Fiduciary standard vs. suitability standard
Unfortunately, “financial advisor” and “fiduciary” aren’t synonymous. If an advisor doesn’t operate under the fiduciary standard described above, they typically follow the “suitability standard” and are regulated by FINRA and a different set of rules. This group of advisors usually includes traditional brokerage firms or broker-dealers, insurance agents and advisors working at banks. The suitability standard states that advice must be “suitable” to your financial situation, which can leave a lot open to interpretation. More importantly, it doesn’t require the advisor to put your interests ahead of their own or their employer’s. Under the suitability rule, advisors have difficulty offering objective advice as many are compensated through the products they recommend. This often means that instead of recommending the best investment option for you, they may present a solution that generates the greatest monetary reward for them, typically in the form of sales commissions.
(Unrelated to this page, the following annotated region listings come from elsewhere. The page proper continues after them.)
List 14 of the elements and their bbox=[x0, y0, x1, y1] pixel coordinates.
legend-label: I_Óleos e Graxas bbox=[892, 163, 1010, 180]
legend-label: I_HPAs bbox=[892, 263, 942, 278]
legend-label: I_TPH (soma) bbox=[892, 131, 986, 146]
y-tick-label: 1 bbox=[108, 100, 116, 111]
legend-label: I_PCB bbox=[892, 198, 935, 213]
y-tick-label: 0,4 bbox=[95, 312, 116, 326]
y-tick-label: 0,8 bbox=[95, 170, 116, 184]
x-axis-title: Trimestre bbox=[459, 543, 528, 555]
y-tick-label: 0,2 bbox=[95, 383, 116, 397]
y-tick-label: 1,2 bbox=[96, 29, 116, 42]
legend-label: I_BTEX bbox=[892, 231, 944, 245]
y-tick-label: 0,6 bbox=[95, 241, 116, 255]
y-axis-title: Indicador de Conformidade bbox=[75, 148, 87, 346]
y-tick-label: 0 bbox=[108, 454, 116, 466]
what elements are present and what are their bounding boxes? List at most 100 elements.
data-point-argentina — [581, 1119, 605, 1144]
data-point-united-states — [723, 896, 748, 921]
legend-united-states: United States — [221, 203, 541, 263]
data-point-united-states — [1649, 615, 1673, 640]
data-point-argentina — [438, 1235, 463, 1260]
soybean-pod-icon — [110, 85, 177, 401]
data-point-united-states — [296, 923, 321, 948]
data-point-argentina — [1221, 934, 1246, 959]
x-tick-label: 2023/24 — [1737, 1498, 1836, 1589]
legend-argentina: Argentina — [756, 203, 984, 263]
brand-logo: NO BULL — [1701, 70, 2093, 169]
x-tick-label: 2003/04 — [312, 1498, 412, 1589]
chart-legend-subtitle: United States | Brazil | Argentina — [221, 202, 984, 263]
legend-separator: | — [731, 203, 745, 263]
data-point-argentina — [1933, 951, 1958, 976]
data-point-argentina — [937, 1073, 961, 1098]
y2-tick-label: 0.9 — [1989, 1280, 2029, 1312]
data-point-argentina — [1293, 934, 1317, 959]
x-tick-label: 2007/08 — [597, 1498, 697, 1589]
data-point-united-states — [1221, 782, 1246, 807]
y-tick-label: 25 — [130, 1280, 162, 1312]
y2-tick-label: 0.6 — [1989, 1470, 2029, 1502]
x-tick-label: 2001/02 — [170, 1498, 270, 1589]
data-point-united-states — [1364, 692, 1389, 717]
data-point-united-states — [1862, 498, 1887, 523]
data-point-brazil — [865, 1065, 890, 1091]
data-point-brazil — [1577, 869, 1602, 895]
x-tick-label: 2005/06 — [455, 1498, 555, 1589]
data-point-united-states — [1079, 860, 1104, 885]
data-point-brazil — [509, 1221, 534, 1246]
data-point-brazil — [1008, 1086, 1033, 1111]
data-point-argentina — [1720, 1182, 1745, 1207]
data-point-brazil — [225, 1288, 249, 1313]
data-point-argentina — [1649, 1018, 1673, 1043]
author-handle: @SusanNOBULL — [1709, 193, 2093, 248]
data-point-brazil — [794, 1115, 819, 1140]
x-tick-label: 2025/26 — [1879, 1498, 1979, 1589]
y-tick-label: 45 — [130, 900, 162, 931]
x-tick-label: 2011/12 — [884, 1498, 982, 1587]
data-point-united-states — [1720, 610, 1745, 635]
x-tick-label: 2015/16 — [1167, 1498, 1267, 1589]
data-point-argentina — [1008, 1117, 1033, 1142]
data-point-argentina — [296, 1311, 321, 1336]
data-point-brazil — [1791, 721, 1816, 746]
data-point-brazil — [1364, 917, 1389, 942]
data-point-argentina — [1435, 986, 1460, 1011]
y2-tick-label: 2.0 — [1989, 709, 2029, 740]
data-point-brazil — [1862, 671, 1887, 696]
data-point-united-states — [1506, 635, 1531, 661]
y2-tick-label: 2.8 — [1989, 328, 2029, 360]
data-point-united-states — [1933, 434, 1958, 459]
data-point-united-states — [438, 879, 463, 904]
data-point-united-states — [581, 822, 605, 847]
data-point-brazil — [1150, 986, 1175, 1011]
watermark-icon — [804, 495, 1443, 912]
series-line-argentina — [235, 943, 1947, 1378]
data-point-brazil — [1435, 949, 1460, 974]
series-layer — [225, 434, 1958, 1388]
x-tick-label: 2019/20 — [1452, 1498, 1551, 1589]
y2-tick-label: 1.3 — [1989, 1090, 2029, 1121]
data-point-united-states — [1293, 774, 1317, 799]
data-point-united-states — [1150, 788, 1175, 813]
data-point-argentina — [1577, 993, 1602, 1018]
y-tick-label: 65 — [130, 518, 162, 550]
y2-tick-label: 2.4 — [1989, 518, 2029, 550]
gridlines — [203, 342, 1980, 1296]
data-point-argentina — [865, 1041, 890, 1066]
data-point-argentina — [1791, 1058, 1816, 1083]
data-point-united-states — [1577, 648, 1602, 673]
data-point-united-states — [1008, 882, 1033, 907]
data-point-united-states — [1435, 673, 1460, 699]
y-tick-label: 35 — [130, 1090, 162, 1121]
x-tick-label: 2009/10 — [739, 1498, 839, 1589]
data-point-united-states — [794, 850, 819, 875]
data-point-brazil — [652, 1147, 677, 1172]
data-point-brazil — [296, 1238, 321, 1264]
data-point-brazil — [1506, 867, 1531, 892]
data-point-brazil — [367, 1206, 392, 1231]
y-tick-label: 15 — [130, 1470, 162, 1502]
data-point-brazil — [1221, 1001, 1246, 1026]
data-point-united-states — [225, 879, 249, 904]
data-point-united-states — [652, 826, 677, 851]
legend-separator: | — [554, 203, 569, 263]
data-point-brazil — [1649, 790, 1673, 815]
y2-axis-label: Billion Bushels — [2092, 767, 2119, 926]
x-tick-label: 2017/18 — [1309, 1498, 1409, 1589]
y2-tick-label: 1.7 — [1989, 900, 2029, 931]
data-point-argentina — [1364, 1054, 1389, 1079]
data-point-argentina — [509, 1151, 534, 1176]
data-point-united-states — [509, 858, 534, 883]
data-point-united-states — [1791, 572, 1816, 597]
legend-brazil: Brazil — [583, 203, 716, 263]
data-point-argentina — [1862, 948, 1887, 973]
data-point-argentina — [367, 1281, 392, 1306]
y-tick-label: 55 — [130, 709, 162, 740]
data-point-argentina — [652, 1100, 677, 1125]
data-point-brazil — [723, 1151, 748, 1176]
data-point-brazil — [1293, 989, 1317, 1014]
Studies by the Department of Labor found that on average conflicted investment advice results in 0.5 – 1.0% less in investment returns each year. In the case of mutual funds, that could mean an estimated $200 – $400 billion total loss for IRA investors over a twenty-year period.1 This is a high price to pay for not working with a fiduciary.
Who’s in your corner?
Now that you understand the two primary standards within the advisory world, it’s time to see which type of advisor is in your corner. The best way to find out is to ask the advisor if they are required to act as a fiduciary 100% of the time. If the answer is “no”, the advisor can legally place their interests ahead of yours in many situations. If the answer is “yes”, the advisor is bound by law to place your best interests first at all times. If your advisor or potential advisor is a Registered Investment Advisor (RIA), ask for a copy of their form ADV. It can be a great resource for you and shows in black and white what being a fiduciary is all about. You’ll find an overview of the firm, its people, services, fees and any conflicts of interest. Full disclosure – these documents tend to be lengthy and dry, but in exchange for your diligence, you should have a good understanding of your advisor’s business.
After having the fiduciary conversation with an advisor, you may like to do some digging on your own. Here are some online resources that can help.
Researching an advisor’s history:
Searching for a fiduciary advisor or planner:
Though not all financial advisors are created equal, there are many that are truly in it with you and willing to hold themselves to the highest standard of care. Ensure that you have a fiduciary at your side that will help you navigate the complexities of the investment world while keeping your best interests at the top of the list.